Chris Mason <clm@xxxxxx> · Wed, 7 Feb 2018 09:51:02 -0500

On 7 Feb 2018, at 5:32, Jan Kara wrote:

Hi Chris,

On Thu 25-01-18 08:41:58, Chris Mason wrote:

With ext4, the data=ordered IO done during transaction commits makes
priority inversions that I don't see a way around.  It's dramatically 
better
than ext3, but still happens enough that we can't enforce IO limits 
at all.
It really only takes one low prio IO to sneak into kjournald's list 
to wreck
everything.

AFAIU we could do a similar thing like what Tejun implemented for 
btrfs
metadata where the submitter can override blkcg to which the IO is
accounted. In ext4's case if kjournald is doing the writeback, it 
would get
accounted to the root blkcg. It will allow containers to somewhat 
violate
the bounds set to their blkcg but the priority inversion should be 
rarer -
sadly we cannot easily make it completely go away as if the original 
process
not only attaches the inode to the transaction but also submits the 
data
blocks with low priority, transaction commit still has to wait for 
this IO to
complete so the whole commit will be still blocked.
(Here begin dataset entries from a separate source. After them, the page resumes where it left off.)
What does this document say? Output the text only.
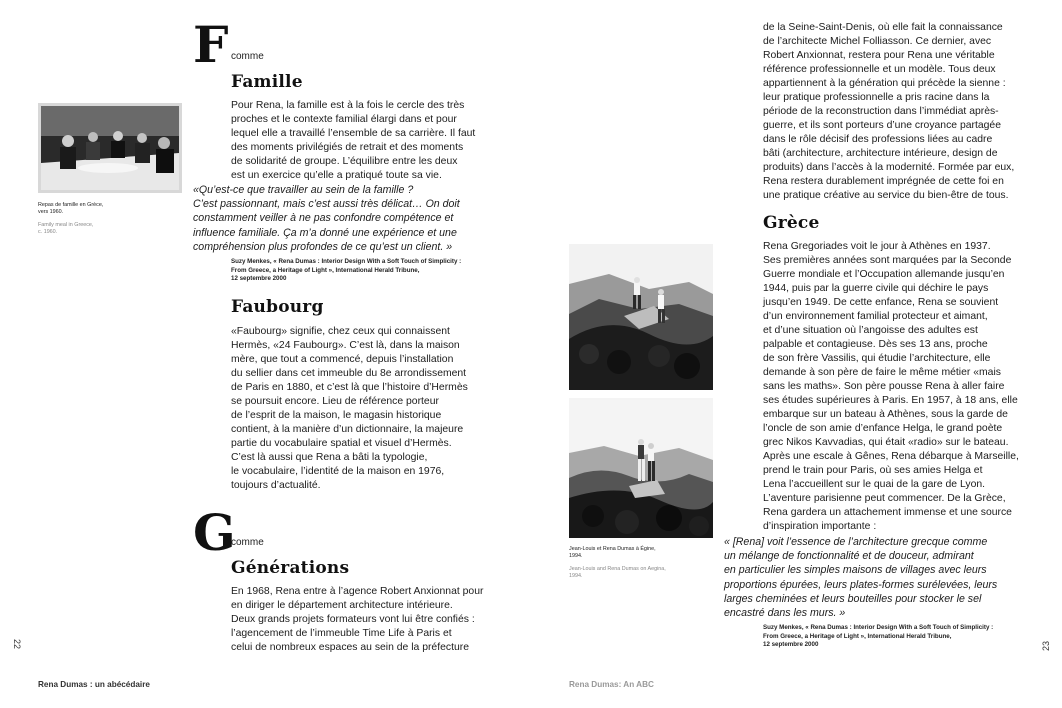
Repas de famille en Grèce,
vers 1960.
Family meal in Greece,
c. 1960.
F comme
Famille
Pour Rena, la famille est à la fois le cercle des très
proches et le contexte familial élargi dans et pour
lequel elle a travaillé l’ensemble de sa carrière. Il faut
des moments privilégiés de retrait et des moments
de solidarité de groupe. L’équilibre entre les deux
est un exercice qu’elle a pratiqué toute sa vie.
«Qu’est-ce que travailler au sein de la famille ?
C’est passionnant, mais c’est aussi très délicat… On doit
constamment veiller à ne pas confondre compétence et
influence familiale. Ça m’a donné une expérience et une
compréhension plus profondes de ce qu’est un client. »
Suzy Menkes, « Rena Dumas : Interior Design With a Soft Touch of Simplicity :
From Greece, a Heritage of Light », International Herald Tribune,
12 septembre 2000
Faubourg
«Faubourg» signifie, chez ceux qui connaissent
Hermès, «24 Faubourg». C’est là, dans la maison
mère, que tout a commencé, depuis l’installation
du sellier dans cet immeuble du 8e arrondissement
de Paris en 1880, et c’est là que l’histoire d’Hermès
se poursuit encore. Lieu de référence porteur
de l’esprit de la maison, le magasin historique
contient, à la manière d’un dictionnaire, la majeure
partie du vocabulaire spatial et visuel d’Hermès.
C’est là aussi que Rena a bâti la typologie,
le vocabulaire, l’identité de la maison en 1976,
toujours d’actualité.
G
comme
Générations
En 1968, Rena entre à l’agence Robert Anxionnat pour
en diriger le département architecture intérieure.
Deux grands projets formateurs vont lui être confiés :
l’agencement de l’immeuble Time Life à Paris et
celui de nombreux espaces au sein de la préfecture
22
Rena Dumas : un abécédaire
de la Seine-Saint-Denis, où elle fait la connaissance
de l’architecte Michel Folliasson. Ce dernier, avec
Robert Anxionnat, restera pour Rena une véritable
référence professionnelle et un modèle. Tous deux
appartiennent à la génération qui précède la sienne :
leur pratique professionnelle a pris racine dans la
période de la reconstruction dans l’immédiat après-
guerre, et ils sont porteurs d’une croyance partagée
dans le rôle décisif des professions liées au cadre
bâti (architecture, architecture intérieure, design de
produits) dans l’accès à la modernité. Formée par eux,
Rena restera durablement imprégnée de cette foi en
une pratique créative au service du bien-être de tous.
Grèce
Rena Gregoriades voit le jour à Athènes en 1937.
Ses premières années sont marquées par la Seconde
Guerre mondiale et l’Occupation allemande jusqu’en
1944, puis par la guerre civile qui déchire le pays
jusqu’en 1949. De cette enfance, Rena se souvient
d’un environnement familial protecteur et aimant,
et d’une situation où l’angoisse des adultes est
palpable et contagieuse. Dès ses 13 ans, proche
de son frère Vassilis, qui étudie l’architecture, elle
demande à son père de faire le même métier «mais
sans les maths». Son père pousse Rena à aller faire
ses études supérieures à Paris. En 1957, à 18 ans, elle
embarque sur un bateau à Athènes, sous la garde de
l’oncle de son amie d’enfance Helga, le grand poète
grec Nikos Kavvadias, qui était «radio» sur le bateau.
Après une escale à Gênes, Rena débarque à Marseille,
prend le train pour Paris, où ses amies Helga et
Lena l’accueillent sur le quai de la gare de Lyon.
L’aventure parisienne peut commencer. De la Grèce,
Rena gardera un attachement immense et une source
d’inspiration importante :
« [Rena] voit l’essence de l’architecture grecque comme
un mélange de fonctionnalité et de douceur, admirant
en particulier les simples maisons de villages avec leurs
proportions épurées, leurs plates-formes surélevées, leurs
larges cheminées et leurs bouteilles pour stocker le sel
encastré dans les murs. »
Suzy Menkes, « Rena Dumas : Interior Design With a Soft Touch of Simplicity :
From Greece, a Heritage of Light », International Herald Tribune,
12 septembre 2000
Jean-Louis et Rena Dumas à Égine,
1994.
Jean-Louis and Rena Dumas on Aegina,
1994.
23
Rena Dumas: An ABC
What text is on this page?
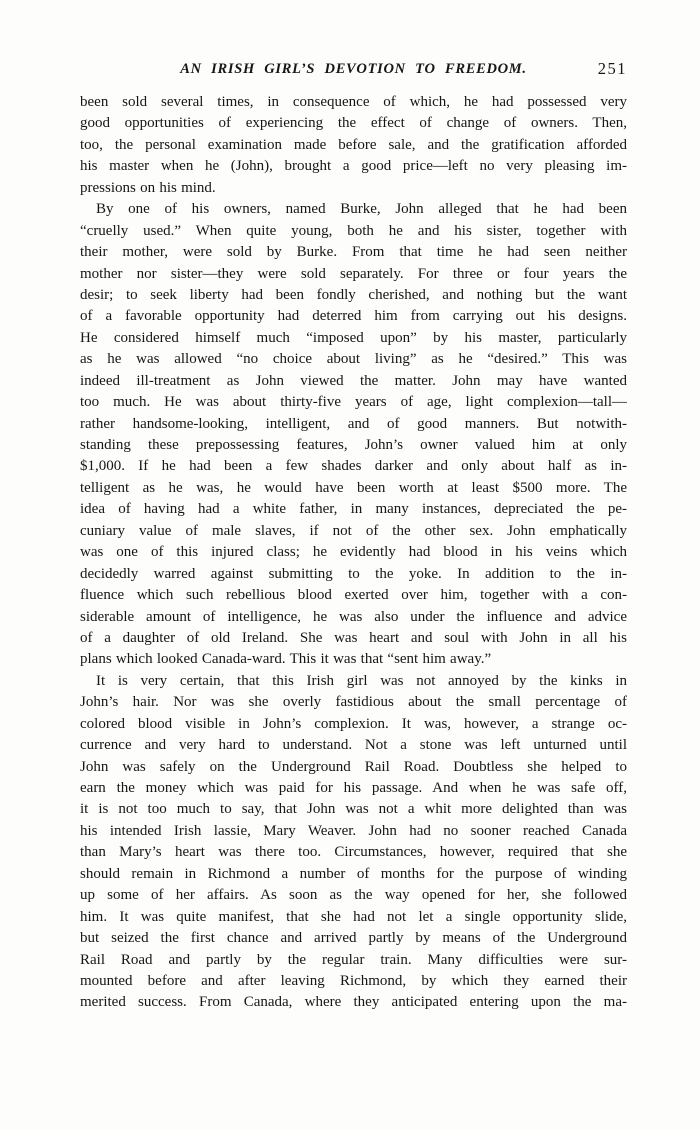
AN IRISH GIRL’S DEVOTION TO FREEDOM.	251

been sold several times, in consequence of which, he had possessed very
good opportunities of experiencing the effect of change of owners. Then,
too, the personal examination made before sale, and the gratification afforded
his master when he (John), brought a good price—left no very pleasing im-
pressions on his mind.

By one of his owners, named Burke, John alleged that he had been
“cruelly used.” When quite young, both he and his sister, together with
their mother, were sold by Burke. From that time he had seen neither
mother nor sister—they were sold separately. For three or four years the
desir; to seek liberty had been fondly cherished, and nothing but the want
of a favorable opportunity had deterred him from carrying out his designs.
He considered himself much “imposed upon” by his master, particularly
as he was allowed “no choice about living” as he “desired.” This was
indeed ill-treatment as John viewed the matter. John may have wanted
too much. He was about thirty-five years of age, light complexion—tall—
rather handsome-looking, intelligent, and of good manners. But notwith-
standing these prepossessing features, John’s owner valued him at only
$1,000. If he had been a few shades darker and only about half as in-
telligent as he was, he would have been worth at least $500 more. The
idea of having had a white father, in many instances, depreciated the pe-
cuniary value of male slaves, if not of the other sex. John emphatically
was one of this injured class; he evidently had blood in his veins which
decidedly warred against submitting to the yoke. In addition to the in-
fluence which such rebellious blood exerted over him, together with a con-
siderable amount of intelligence, he was also under the influence and advice
of a daughter of old Ireland. She was heart and soul with John in all his
plans which looked Canada-ward. This it was that “sent him away.”

It is very certain, that this Irish girl was not annoyed by the kinks in
John’s hair. Nor was she overly fastidious about the small percentage of
colored blood visible in John’s complexion. It was, however, a strange oc-
currence and very hard to understand. Not a stone was left unturned until
John was safely on the Underground Rail Road. Doubtless she helped to
earn the money which was paid for his passage. And when he was safe off,
it is not too much to say, that John was not a whit more delighted than was
his intended Irish lassie, Mary Weaver. John had no sooner reached Canada
than Mary’s heart was there too. Circumstances, however, required that she
should remain in Richmond a number of months for the purpose of winding
up some of her affairs. As soon as the way opened for her, she followed
him. It was quite manifest, that she had not let a single opportunity slide,
but seized the first chance and arrived partly by means of the Underground
Rail Road and partly by the regular train. Many difficulties were sur-
mounted before and after leaving Richmond, by which they earned their
merited success. From Canada, where they anticipated entering upon the ma-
Yeah, I think this was the problem we hit.  balance_dirty_pages and 
friends will trigger low priority write back, and if kjournald ends up 
waiting on that, we're out of luck.

So probably a better fix would be to introduce another data 
journalling
mode for ext4 where we'd unconditionally use unwritten extents for 
data
writeback. We actually have it implemented in ext4 hidden behind
'dioread_nolock' mount option but it needs more polishing and possibly
testing.

I wonder how that compares in performance to my old data=guarded idea.  
I think a better step one might be to add tracepoints when blocks are 
added to the ordered list, so we can better understand if we're adding 
them in error.  It felt like it was happening more often than it should.

On the FB side, we found one more prio inversion in btrfs from the free 
space cache (IO going down as data instead of metadata) and we're 
testing the fix for that.  It should hopefully be the last one, and then 
we can compare how effective the different options are.

-chris